We have identified a set of putative genes involved in several secondary metabolism pathways, especially those related to the synthesis of its active ingredients. Our results will serve as an important platform for public information about gene expression, genomics, and functional genomics in H. perforatum.


Hypericum perforatum L. (common St. John’s wort) is a widely known medicinal herb used mostly as a remedy for depression [1]. It also has other broad pharmacological activities, such as anti-tumor, anti-inflammatory, antiviral, antioxidant, anti-cancer, and antibacterial properties [2], [3]. Human health is benefited because of this diversity of active ingredients within various chemical groups. Its major active metabolites – hypericins, hyperforins, and melatonin – belong to the naphthodianthrones, phloroglucinols, and alkaloids, respectively. Xanthones and flavonoids have also been identified in extracts from this plant [4].

H. perforatum has significant amounts of hypericin and hyperforin, which are considered to be most promising naturally occurring agents because of their important biological properties. Hypericins are the characteristic compounds of the genus Hypericum (Hypericaceae). Hyperforin has been found in significant amounts only in H. perforatum [5], whereas other Hypericum species contain only low levels of that compound [6]. Consequently, H. perforatum fascinates the researchers, and reveals huge market demand. Although the biosynthesis pathway leading to hypericins and hyperforins is still poorly understood, it is presumed that the type III polyketide synthase (PKS) is involved [7], [8]. This PKS family of enzyme complexes produces various polyketides in plants, including naphthodianthrones, phloroglucinols, xanthones, and flavonoids [4], [7], [8]. Type III PKSs catalyze the condensation between specific CoAs, such as acetyl-CoA and malonyl-CoA [9]. Based on their mechanisms of cyclization, these PKSs in higher plants are classified into three groups: chalcone synthase (CHS-type), stilbene synthase (STS-type), and coumaroyltriacetic acid synthase (CTAS-type) [9]. All have diverse functions that vary according to substrate preference, the amount of condensed malonyl-CoA, and the mechanism of cyclization reactions [10], [11].
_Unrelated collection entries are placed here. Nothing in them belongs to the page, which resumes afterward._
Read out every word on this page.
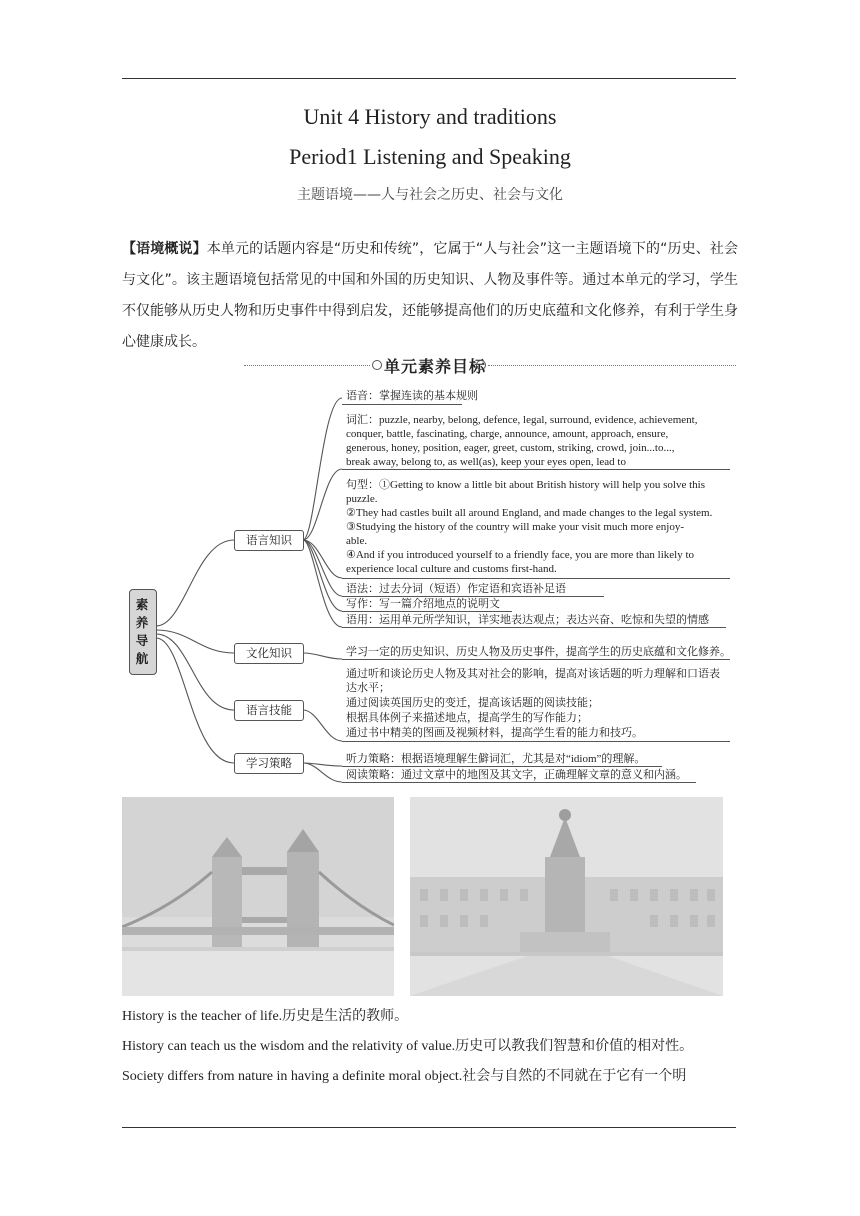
Unit 4 History and traditions
Period1 Listening and Speaking
主题语境——人与社会之历史、社会与文化
【语境概说】本单元的话题内容是“历史和传统”，它属于“人与社会”这一主题语境下的“历史、社会与文化”。该主题语境包括常见的中国和外国的历史知识、人物及事件等。通过本单元的学习，学生不仅能够从历史人物和历史事件中得到启发，还能够提高他们的历史底蕴和文化修养，有利于学生身心健康成长。
单元素养目标
素养导航
语言知识
文化知识
语言技能
学习策略
语音：掌握连读的基本规则
词汇：puzzle, nearby, belong, defence, legal, surround, evidence, achievement,
conquer, battle, fascinating, charge, announce, amount, approach, ensure,
generous, honey, position, eager, greet, custom, striking, crowd, join...to...,
break away, belong to, as well(as), keep your eyes open, lead to
句型：①Getting to know a little bit about British history will help you solve this
puzzle.
②They had castles built all around England, and made changes to the legal system.
③Studying the history of the country will make your visit much more enjoy-
able.
④And if you introduced yourself to a friendly face, you are more than likely to
experience local culture and customs first-hand.
语法：过去分词（短语）作定语和宾语补足语
写作：写一篇介绍地点的说明文
语用：运用单元所学知识，详实地表达观点；表达兴奋、吃惊和失望的情感
学习一定的历史知识、历史人物及历史事件，提高学生的历史底蕴和文化修养。
通过听和谈论历史人物及其对社会的影响，提高对该话题的听力理解和口语表
达水平；
通过阅读英国历史的变迁，提高该话题的阅读技能；
根据具体例子来描述地点，提高学生的写作能力；
通过书中精美的图画及视频材料，提高学生看的能力和技巧。
听力策略：根据语境理解生僻词汇，尤其是对“idiom”的理解。
阅读策略：通过文章中的地图及其文字，正确理解文章的意义和内涵。
History is the teacher of life.历史是生活的教师。
History can teach us the wisdom and the relativity of value.历史可以教我们智慧和价值的相对性。
Society differs from nature in having a definite moral object.社会与自然的不同就在于它有一个明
Figure 1. Distributions of lengths

(A) and gaps (B) for unigenes from Hypericum perforatum.

Melatonin (N-acetyl-5-methoxytryptamine), a hormone secreted by the pineal gland in animal brains, helps regulate other hormones and maintain the body’s circadian rhythm [12]. It is also present in the plant kingdom [13], where it is considered an antioxidant or growth promoter [14]. Although its biosynthetic pathway is poorly understood, it is thought to be derived from tryptophan and serotonin [15]. Much current research has been focused on the detection, function, and biosynthesis of melatonin in H. perforatum because those plants produce significantly larger amounts of that hormone compared with other species [13].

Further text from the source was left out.